What Gert calls utilitarian ideals are objectives to increase the amount of good in the world. For example, the objective of giving poor children extra presents for Christmas.

==Categorizing Gert's moral theory==
Although his moral system shares similarities to deontology, rule utilitarianism, and contractarianism, Gert does not ally himself with any of those positions.
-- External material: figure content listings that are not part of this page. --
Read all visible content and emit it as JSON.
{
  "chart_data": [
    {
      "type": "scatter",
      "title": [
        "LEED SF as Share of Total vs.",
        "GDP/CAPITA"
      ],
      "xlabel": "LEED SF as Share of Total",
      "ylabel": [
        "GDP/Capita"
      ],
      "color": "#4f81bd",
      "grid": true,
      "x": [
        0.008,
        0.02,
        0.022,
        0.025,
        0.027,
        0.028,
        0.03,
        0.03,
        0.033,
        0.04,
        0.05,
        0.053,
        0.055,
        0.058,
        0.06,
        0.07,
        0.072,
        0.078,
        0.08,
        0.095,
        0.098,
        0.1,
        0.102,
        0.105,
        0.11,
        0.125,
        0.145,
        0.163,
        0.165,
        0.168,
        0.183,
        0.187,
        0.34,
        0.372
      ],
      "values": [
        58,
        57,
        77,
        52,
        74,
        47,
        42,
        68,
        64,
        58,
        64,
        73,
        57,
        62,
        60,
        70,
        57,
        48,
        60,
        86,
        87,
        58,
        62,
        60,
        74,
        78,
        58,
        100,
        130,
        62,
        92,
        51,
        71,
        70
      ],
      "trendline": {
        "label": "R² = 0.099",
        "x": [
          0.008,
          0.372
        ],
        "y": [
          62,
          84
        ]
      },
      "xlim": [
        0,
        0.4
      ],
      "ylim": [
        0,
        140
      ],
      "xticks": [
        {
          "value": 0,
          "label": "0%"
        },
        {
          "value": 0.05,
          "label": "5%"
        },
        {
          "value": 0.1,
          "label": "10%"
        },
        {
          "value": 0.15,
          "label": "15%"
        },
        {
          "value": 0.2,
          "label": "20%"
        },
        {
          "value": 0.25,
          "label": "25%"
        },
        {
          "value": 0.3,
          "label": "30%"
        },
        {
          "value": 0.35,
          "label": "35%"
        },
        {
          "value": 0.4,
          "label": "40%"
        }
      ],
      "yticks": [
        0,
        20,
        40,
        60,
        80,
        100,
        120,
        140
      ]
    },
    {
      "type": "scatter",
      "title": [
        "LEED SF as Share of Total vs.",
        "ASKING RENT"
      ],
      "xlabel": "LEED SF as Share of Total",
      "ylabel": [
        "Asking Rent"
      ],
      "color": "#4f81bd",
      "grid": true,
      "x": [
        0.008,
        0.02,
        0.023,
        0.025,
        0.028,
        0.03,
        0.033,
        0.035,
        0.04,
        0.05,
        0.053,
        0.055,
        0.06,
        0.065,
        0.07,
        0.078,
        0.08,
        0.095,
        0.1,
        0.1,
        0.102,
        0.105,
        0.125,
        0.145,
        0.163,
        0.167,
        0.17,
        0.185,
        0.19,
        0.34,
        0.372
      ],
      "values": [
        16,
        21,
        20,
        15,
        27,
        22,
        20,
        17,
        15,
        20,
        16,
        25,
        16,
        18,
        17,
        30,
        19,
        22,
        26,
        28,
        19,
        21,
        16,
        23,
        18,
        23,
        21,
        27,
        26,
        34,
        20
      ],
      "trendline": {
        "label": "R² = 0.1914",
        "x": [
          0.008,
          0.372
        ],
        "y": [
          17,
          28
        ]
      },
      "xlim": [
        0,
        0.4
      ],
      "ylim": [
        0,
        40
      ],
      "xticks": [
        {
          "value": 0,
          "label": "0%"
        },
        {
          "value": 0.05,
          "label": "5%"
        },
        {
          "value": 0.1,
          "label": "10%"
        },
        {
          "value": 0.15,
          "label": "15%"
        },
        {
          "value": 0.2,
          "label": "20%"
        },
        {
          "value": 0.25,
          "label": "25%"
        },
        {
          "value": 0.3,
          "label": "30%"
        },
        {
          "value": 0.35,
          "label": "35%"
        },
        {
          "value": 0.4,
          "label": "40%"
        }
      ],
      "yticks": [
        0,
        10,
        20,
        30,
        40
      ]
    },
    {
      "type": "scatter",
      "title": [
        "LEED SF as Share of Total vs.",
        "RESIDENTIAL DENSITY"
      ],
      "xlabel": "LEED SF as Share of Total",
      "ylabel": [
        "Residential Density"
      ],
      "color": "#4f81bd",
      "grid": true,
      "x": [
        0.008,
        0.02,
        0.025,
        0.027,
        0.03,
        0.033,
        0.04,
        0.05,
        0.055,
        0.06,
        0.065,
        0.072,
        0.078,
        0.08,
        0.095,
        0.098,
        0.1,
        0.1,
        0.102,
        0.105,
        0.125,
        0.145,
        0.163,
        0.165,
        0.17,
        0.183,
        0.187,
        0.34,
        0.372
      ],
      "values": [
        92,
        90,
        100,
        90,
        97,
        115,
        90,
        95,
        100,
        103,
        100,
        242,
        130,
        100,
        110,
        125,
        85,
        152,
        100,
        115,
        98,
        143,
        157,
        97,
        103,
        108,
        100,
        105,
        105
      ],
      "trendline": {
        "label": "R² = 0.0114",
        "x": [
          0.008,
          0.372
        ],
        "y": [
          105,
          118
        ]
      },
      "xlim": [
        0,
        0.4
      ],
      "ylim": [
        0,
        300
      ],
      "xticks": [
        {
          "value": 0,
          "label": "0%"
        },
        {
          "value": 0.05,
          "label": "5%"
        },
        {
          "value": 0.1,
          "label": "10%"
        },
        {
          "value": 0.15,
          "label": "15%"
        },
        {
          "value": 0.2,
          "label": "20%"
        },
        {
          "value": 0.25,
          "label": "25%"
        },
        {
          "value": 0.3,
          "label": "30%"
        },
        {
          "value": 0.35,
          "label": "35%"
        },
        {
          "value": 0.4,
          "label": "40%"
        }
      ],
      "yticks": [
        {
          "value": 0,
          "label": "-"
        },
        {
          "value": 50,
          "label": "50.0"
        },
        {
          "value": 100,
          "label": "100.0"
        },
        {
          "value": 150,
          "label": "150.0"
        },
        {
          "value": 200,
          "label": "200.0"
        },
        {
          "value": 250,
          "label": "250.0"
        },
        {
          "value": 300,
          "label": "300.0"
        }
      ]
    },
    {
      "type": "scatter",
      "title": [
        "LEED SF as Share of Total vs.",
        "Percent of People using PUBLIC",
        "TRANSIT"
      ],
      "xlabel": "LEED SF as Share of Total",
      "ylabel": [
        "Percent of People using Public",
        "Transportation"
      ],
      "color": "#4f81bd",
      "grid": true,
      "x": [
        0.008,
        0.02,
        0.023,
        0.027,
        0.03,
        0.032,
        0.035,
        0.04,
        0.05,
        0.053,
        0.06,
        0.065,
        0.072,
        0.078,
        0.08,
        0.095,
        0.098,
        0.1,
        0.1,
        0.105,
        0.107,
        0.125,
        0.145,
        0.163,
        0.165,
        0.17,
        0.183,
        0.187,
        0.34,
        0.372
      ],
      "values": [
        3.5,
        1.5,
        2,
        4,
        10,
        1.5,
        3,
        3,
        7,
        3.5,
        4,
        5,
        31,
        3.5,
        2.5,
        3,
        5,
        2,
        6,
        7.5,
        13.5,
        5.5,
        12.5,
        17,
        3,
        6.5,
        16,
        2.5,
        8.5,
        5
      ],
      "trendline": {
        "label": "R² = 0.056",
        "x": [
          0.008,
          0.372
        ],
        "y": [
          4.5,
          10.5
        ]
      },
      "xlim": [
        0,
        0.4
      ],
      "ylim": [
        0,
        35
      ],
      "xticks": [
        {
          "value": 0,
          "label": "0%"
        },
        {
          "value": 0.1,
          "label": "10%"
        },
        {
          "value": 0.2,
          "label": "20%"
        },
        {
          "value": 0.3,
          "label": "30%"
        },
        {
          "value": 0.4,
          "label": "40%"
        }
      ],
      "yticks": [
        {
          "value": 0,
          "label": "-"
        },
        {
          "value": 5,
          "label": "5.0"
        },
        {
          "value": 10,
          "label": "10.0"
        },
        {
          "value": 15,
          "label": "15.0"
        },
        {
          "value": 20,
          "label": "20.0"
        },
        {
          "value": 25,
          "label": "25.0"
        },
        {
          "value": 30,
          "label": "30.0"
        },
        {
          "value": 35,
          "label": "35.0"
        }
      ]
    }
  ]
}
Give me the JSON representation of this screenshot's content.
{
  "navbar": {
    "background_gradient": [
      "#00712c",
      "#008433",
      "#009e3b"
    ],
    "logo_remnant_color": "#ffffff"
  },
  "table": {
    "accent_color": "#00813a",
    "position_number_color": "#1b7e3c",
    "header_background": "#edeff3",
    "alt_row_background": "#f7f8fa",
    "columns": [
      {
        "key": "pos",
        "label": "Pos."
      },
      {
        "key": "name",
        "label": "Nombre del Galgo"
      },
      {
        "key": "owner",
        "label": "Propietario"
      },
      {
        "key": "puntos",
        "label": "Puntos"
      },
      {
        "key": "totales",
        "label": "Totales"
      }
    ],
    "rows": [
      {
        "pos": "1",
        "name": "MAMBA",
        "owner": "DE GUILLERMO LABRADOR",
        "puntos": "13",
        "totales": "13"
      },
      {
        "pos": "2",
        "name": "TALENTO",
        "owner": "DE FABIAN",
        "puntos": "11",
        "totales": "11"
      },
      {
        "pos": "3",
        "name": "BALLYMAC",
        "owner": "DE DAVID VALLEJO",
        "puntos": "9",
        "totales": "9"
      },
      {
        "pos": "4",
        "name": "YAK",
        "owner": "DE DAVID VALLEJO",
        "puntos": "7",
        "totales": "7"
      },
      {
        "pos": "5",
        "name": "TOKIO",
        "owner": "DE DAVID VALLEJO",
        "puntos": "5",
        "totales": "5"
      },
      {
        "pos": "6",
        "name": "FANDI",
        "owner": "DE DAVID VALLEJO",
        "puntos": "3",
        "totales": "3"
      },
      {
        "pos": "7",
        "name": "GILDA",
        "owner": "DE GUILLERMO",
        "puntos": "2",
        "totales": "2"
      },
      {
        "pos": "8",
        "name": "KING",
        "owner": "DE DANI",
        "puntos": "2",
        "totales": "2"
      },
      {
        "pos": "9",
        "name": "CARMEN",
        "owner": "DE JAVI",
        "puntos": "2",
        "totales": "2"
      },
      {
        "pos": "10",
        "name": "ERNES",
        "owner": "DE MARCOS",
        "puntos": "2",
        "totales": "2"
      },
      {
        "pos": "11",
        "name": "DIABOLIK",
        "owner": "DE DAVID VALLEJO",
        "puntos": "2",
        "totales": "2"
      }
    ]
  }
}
He writes, "I think that my view is best characterized as a natural law theory . . . in the tradition of Hobbes". He also writes, "my view has been characterized as Kant with consequences, as Mill with publicity, and as Ross with a theory."

However, when Walter Sinnott-Armstrong once labeled the theory as "a sophisticated form of negative objective universal public rule consequentialism", Gert replied that "there may be no point in denying that I am some form of consequentialist".

==Bibliography==
- The Morality Monographs
  - The Moral Rules: A New Rational Foundation for Morality, Harper and Row, 1970.
  - Morality: A New Justification of the Moral Rules, Oxford University Press, 1988.
  - Morality: Its Nature and Justification, Oxford University Press, 1998.
  - Morality: Its Nature and Justification, Revised Edition, Oxford University Press, 2005.
- Common Morality: Deciding What to Do, Oxford University Press, 2004.
- Bioethics: A Systematic Approach, 2nd Edition, Oxford University Press, 2006
- Hobbes: Prince of Peace, Polity Press, 2010.